The A.V. Club reviewer Stephen Robinson gave the episode an "A−". Discussing Director Hayward's speech to Rambeau, Robinson called it "a villain monologue and not exactly a subtle one" and was glad Hayward "isn't a method-acting villain who convincingly plays the part of Nice Guy until the dramatic plot twist". Robinson also praised Hahn in her scene with Vision. IGNs Matt Purslow said "WandaVision has gone from strength to strength with each new episode, and that trend certainly doesn't stop with Episode 6. While it may not have a surprise up its sleeve as outlandish as last week's unexpected visitor, Episode 6 returns to the uneasy mystery vibes of earlier chapters for quieter, but no less spectacular effect." Purslow felt Peters worked as "the perfect weird uncle" and pairing him with Billy and Tommy helped make those two more interesting characters. Vision exploring the town to investigate produced some of the series' "most unsettling imagery" while Maximoff extending the hex was "a huge set piece for the episode". He gave the episode a 9 out of 10.

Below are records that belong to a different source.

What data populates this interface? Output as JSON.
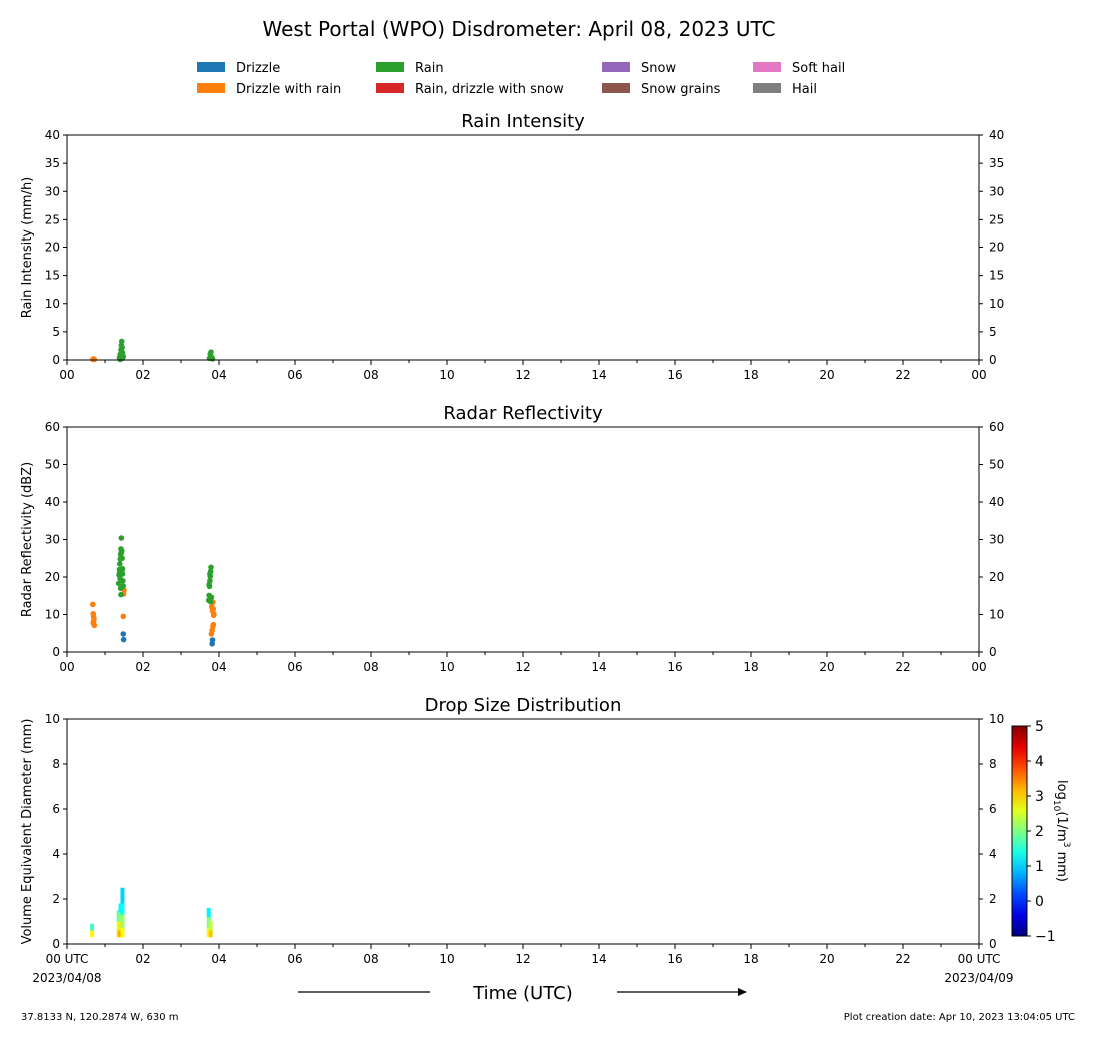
{
  "figure": {
    "title": "West Portal (WPO) Disdrometer: April 08, 2023 UTC",
    "xlabel": "Time (UTC)",
    "location": "37.8133 N, 120.2874 W, 630 m",
    "creation_date": "Plot creation date: Apr 10, 2023 13:04:05 UTC"
  },
  "legend": {
    "items": [
      {
        "label": "Drizzle",
        "color": "#1f77b4"
      },
      {
        "label": "Drizzle with rain",
        "color": "#ff7f0e"
      },
      {
        "label": "Rain",
        "color": "#2ca02c"
      },
      {
        "label": "Rain, drizzle with snow",
        "color": "#d62728"
      },
      {
        "label": "Snow",
        "color": "#9467bd"
      },
      {
        "label": "Snow grains",
        "color": "#8c564b"
      },
      {
        "label": "Soft hail",
        "color": "#e377c2"
      },
      {
        "label": "Hail",
        "color": "#7f7f7f"
      }
    ]
  },
  "colorbar": {
    "label_prefix": "log",
    "label_sub": "10",
    "label_mid": "(1/m",
    "label_sup": "3",
    "label_suffix": " mm)",
    "ticks": [
      "5",
      "4",
      "3",
      "2",
      "1",
      "0",
      "−1"
    ],
    "range": [
      -1,
      5
    ],
    "colormap": "jet"
  },
  "chart_data": [
    {
      "type": "scatter",
      "title": "Rain Intensity",
      "ylabel": "Rain Intensity (mm/h)",
      "xlim": [
        0,
        24
      ],
      "ylim": [
        0,
        40
      ],
      "yticks": [
        "0",
        "5",
        "10",
        "15",
        "20",
        "25",
        "30",
        "35",
        "40"
      ],
      "xticks": [
        "00",
        "02",
        "04",
        "06",
        "08",
        "10",
        "12",
        "14",
        "16",
        "18",
        "20",
        "22",
        "00"
      ],
      "grid": false,
      "series": [
        {
          "name": "Drizzle with rain",
          "color": "#ff7f0e",
          "x": [
            0.68,
            0.7,
            0.72
          ],
          "y": [
            0.1,
            0.2,
            0.1
          ]
        },
        {
          "name": "Rain",
          "color": "#2ca02c",
          "x": [
            1.38,
            1.4,
            1.42,
            1.43,
            1.44,
            1.45,
            1.46,
            1.48,
            1.42,
            1.44,
            1.46,
            1.4,
            3.75,
            3.77,
            3.79,
            3.81,
            3.83
          ],
          "y": [
            0.4,
            1.0,
            1.8,
            2.6,
            3.3,
            2.2,
            1.3,
            0.6,
            0.2,
            0.8,
            0.3,
            0.1,
            0.3,
            1.0,
            1.4,
            0.5,
            0.2
          ]
        }
      ]
    },
    {
      "type": "scatter",
      "title": "Radar Reflectivity",
      "ylabel": "Radar Reflectivity (dBZ)",
      "xlim": [
        0,
        24
      ],
      "ylim": [
        0,
        60
      ],
      "yticks": [
        "0",
        "10",
        "20",
        "30",
        "40",
        "50",
        "60"
      ],
      "xticks": [
        "00",
        "02",
        "04",
        "06",
        "08",
        "10",
        "12",
        "14",
        "16",
        "18",
        "20",
        "22",
        "00"
      ],
      "grid": false,
      "series": [
        {
          "name": "Drizzle",
          "color": "#1f77b4",
          "x": [
            1.48,
            1.49,
            3.82,
            3.83
          ],
          "y": [
            4.8,
            3.3,
            2.2,
            3.2
          ]
        },
        {
          "name": "Drizzle with rain",
          "color": "#ff7f0e",
          "x": [
            0.68,
            0.69,
            0.7,
            0.71,
            0.7,
            0.69,
            0.72,
            1.48,
            1.49,
            1.5,
            3.8,
            3.82,
            3.84,
            3.85,
            3.86,
            3.83,
            3.81,
            3.84,
            3.85,
            3.86
          ],
          "y": [
            12.7,
            10.2,
            9.5,
            8.8,
            8.2,
            7.7,
            7.1,
            9.5,
            15.5,
            16.5,
            4.8,
            5.8,
            6.8,
            7.3,
            10.2,
            11.0,
            12.0,
            13.3,
            11.5,
            9.8
          ]
        },
        {
          "name": "Rain",
          "color": "#2ca02c",
          "x": [
            1.36,
            1.37,
            1.38,
            1.39,
            1.4,
            1.41,
            1.42,
            1.43,
            1.44,
            1.45,
            1.46,
            1.47,
            1.48,
            1.38,
            1.4,
            1.42,
            1.44,
            1.46,
            1.41,
            1.43,
            3.73,
            3.74,
            3.75,
            3.76,
            3.77,
            3.78,
            3.79,
            3.8,
            3.74,
            3.76,
            3.78
          ],
          "y": [
            18.3,
            20.5,
            22.0,
            23.5,
            24.8,
            26.0,
            27.5,
            30.4,
            27.0,
            25.0,
            22.2,
            19.0,
            17.6,
            21.0,
            19.5,
            15.3,
            21.5,
            20.8,
            17.0,
            26.5,
            13.8,
            15.1,
            17.5,
            19.0,
            20.2,
            21.5,
            22.6,
            14.6,
            18.0,
            20.8,
            13.4
          ]
        }
      ]
    },
    {
      "type": "heatmap",
      "title": "Drop Size Distribution",
      "ylabel": "Volume Equivalent Diameter (mm)",
      "xlim": [
        0,
        24
      ],
      "ylim": [
        0,
        10
      ],
      "yticks": [
        "0",
        "2",
        "4",
        "6",
        "8",
        "10"
      ],
      "xticks": [
        "00 UTC",
        "02",
        "04",
        "06",
        "08",
        "10",
        "12",
        "14",
        "16",
        "18",
        "20",
        "22",
        "00 UTC"
      ],
      "x_dates": [
        "2023/04/08",
        "2023/04/09"
      ],
      "grid": false,
      "cells": [
        {
          "x": 0.66,
          "y0": 0.3,
          "y1": 0.6,
          "v": 2.8
        },
        {
          "x": 0.66,
          "y0": 0.6,
          "y1": 0.9,
          "v": 1.6
        },
        {
          "x": 1.36,
          "y0": 0.3,
          "y1": 0.6,
          "v": 3.0
        },
        {
          "x": 1.36,
          "y0": 0.6,
          "y1": 1.0,
          "v": 2.6
        },
        {
          "x": 1.36,
          "y0": 1.0,
          "y1": 1.5,
          "v": 1.8
        },
        {
          "x": 1.41,
          "y0": 0.3,
          "y1": 0.6,
          "v": 3.3
        },
        {
          "x": 1.41,
          "y0": 0.6,
          "y1": 1.0,
          "v": 2.9
        },
        {
          "x": 1.41,
          "y0": 1.0,
          "y1": 1.4,
          "v": 2.0
        },
        {
          "x": 1.41,
          "y0": 1.4,
          "y1": 1.8,
          "v": 1.2
        },
        {
          "x": 1.46,
          "y0": 0.3,
          "y1": 0.7,
          "v": 2.7
        },
        {
          "x": 1.46,
          "y0": 0.7,
          "y1": 1.3,
          "v": 2.2
        },
        {
          "x": 1.46,
          "y0": 1.3,
          "y1": 1.8,
          "v": 1.3
        },
        {
          "x": 1.46,
          "y0": 1.8,
          "y1": 2.5,
          "v": 1.0
        },
        {
          "x": 3.73,
          "y0": 0.3,
          "y1": 0.7,
          "v": 2.7
        },
        {
          "x": 3.73,
          "y0": 0.7,
          "y1": 1.2,
          "v": 2.0
        },
        {
          "x": 3.73,
          "y0": 1.2,
          "y1": 1.6,
          "v": 1.2
        },
        {
          "x": 3.78,
          "y0": 0.3,
          "y1": 0.6,
          "v": 3.1
        },
        {
          "x": 3.78,
          "y0": 0.6,
          "y1": 1.0,
          "v": 2.4
        }
      ]
    }
  ]
}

Christian Holub, writing for Entertainment Weekly, felt Maximoff and Vision had "two of the worst superhero costumes in" comics and stated his enjoyment that they were turned into jokes for the episode as Halloween costumes. He gave "All-New Halloween Spooktacular!" a "B". His colleague Chancellor Agard was left "a little cold" by the episode and felt this was because he did not have an emotional connection to Malcolm in the Middle, though it could have also been something "lost" switching between the sitcom reality and the S.W.O.R.D. material. However, the scene between Vision and Agnes made him "sit up" and he called it a "very brief yet disquieting conversation". Agard praised Hahn's performance in that moment. Giving the episode 4 out of 5 stars, Abraham Riesman at Vulture did not think everything in the episode "worked, but the good stuff, the Westview stuff, was literally and figuratively magical". He said the Halloween costumes were fan service, but "refreshing and fun" since cinematic adaptations rarely incorporate direct adaptations of comic book costumes. He also enjoyed Peters' performance in the episode, and said the scene between Vision and Agnes was "unsettling", with Hahn "just completely nail[ing] the creepiness of the subverted sitcom in a way that previous episodes have only aspired to". Also giving the episode 4 out of 5 stars, Rosie Knight wrote for Den of Geek that some viewers may have been letdown by "All-New Halloween Spooktacular!" after the previous two featured "huge reveals", but said this episode "showcases the real power of WandaVision: the emotional story at its heart". Knight enjoyed Peters' performance, calling him "pitch perfect as the annoying troublesome uncle", and said Vision trying to escape the Hex was a "solid tragic hero moment" for Bettany.

Alan Sepinwall of Rolling Stone said "All-New Halloween Spooktacular!" was the first episode of the series where the sitcom material did not feel "presented in air quotes", with the early scenes coming across as "a more convincing recreation rather than an ironic one". However, he was disappointed the episode did not lean harder into the sitcom material beyond the early scenes, thinking Bettany could play "a very amusing freaked-out dad" and the series was better equipped to imitate a show like Malcolm in the Middle than The Dick Van Dyke Show or Bewitched as done in the early episodes where "less seemed to be more". IndieWires Ben Travers was more critical of the episode, giving it a "C+" and stating that there was "zero payoff on last [episode's] closing twist, very little progress made toward Maximoff addressing her trauma, and too many empty, less-than-spooktacular shows of force. Aside from its weekly small-screen aesthetics, WandaVision still feels far too much like an inflated feature film that just keeps dragging out its story" each week.

=== Accolades ===
Hayward and Cameron were nominated for Outstanding Writing for a Limited or Anthology Series or Movie for the episode at the 73rd Primetime Emmy Awards.